Improving generalizability might also be possible by adapting tailored loss functions, instead of, for example, a simple MSE or MAE. Approaches like those of Chronologer and AlphaFold indicate that sophisticated losses can be beneficial in improving model performance [49, 129, 137]. To rigorously establish the superiority of specific loss functions or strategies, further dedicated research on these advanced topics is needed.
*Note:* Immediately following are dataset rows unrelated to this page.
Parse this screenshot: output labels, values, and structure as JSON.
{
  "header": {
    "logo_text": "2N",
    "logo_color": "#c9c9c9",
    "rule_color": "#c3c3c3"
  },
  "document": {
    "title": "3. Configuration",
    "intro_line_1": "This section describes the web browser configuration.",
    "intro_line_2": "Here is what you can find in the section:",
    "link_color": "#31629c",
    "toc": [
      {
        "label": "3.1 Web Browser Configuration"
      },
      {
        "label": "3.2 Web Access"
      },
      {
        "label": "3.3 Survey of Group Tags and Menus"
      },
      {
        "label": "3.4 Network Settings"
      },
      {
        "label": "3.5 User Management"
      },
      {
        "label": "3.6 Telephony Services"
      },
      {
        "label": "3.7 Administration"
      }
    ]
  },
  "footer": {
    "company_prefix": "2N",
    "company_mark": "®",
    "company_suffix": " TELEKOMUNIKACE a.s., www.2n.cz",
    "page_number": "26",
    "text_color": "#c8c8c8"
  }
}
However, evaluating models solely on their ability to predict familiar data limits our understanding of their broader utility. Exploring confidence prediction metrics and mechanisms for OOD detection can provide additional insights into a model's reliability and robustness. Confidence measures can highlight areas where predictions may be less reliable, while OOD detection can identify instances where the model encounters data outside its training distribution. These capabilities are particularly critical for understanding the boundaries of models and for comparing their effectiveness beyond standard performance metrics [161, 162]. Confidence in the models' predictions can also arise from making them explainable. Understanding how a model comes to its conclusion can therefore allow a user to estimate if it is fit for purpose. Some studies already apply explainable AI (XAI) (see Supporting Information) methods [70, 163–165].

DL models are usually quite data hungry, with performance improvements usually associated with more data being available. This calls for larger datasets and, maybe even more important, improvement of data quality and heterogeneity [166]. More specifically, these datasets will need to cover as much of the peptide and modification space as possible. Creating such datasets is time‐ and money‐intensive which for many labs will pose a barrier of entry [52, 75]. Alternatively, the development of more efficient models that can match the performance of current models while being trained on less data is also a direction worth investigating. On a similar note, it is important to consider whether DL should be used for every task. Traditional ML techniques like simple regression or decision trees often excel when dealing with well‐defined, low‐dimensional data or structured features, offering computational efficiency, interpretability, and reduced data requirements. Deep learning, while ideal for complex tasks requiring high‐level abstractions can be unnecessarily complex and prone to overfitting for simpler problems. An example can be found in ionmob where the initial projection of the CCS is learned with traditional ML techniques [86]. Ultimately, the choice of approach should align with the problem's complexity, data availability, and computational resources, emphasizing that deep learning is powerful but not universally optimal.

6. Conclusion

The use of AI‐driven models for peptide property prediction in MS‐based proteomics has advanced the field, enabling more confident peptide identifications. However, these models still face significant challenges, particularly in generalizing to novel peptide modifications, managing class imbalances, and offering limited interpretability of underlying biochemical mechanisms. Future efforts should prioritize expanding datasets, addressing class imbalance, refining feature representations, and establishing benchmarking standards to further enhance model performance. As research continues, we should expect to see long overdue work on generating standardized high‐quality datasets [20, 167, 168], specific benchmarking tools [169], and services to ease the integration of novel models into proteomics workflows [170].

Conflicts of Interest

M.W. is a founder and shareholder of OmicScouts GmbH and MSAID GmbH with no operational role in either company. The other authors do not have any conflicts of interest.

Supporting information

Supporting Information

Supporting Information

Supporting Information

Data Availability Statement

Data sharing is not applicable to this article as no datasets were generated or analyzed during the current study.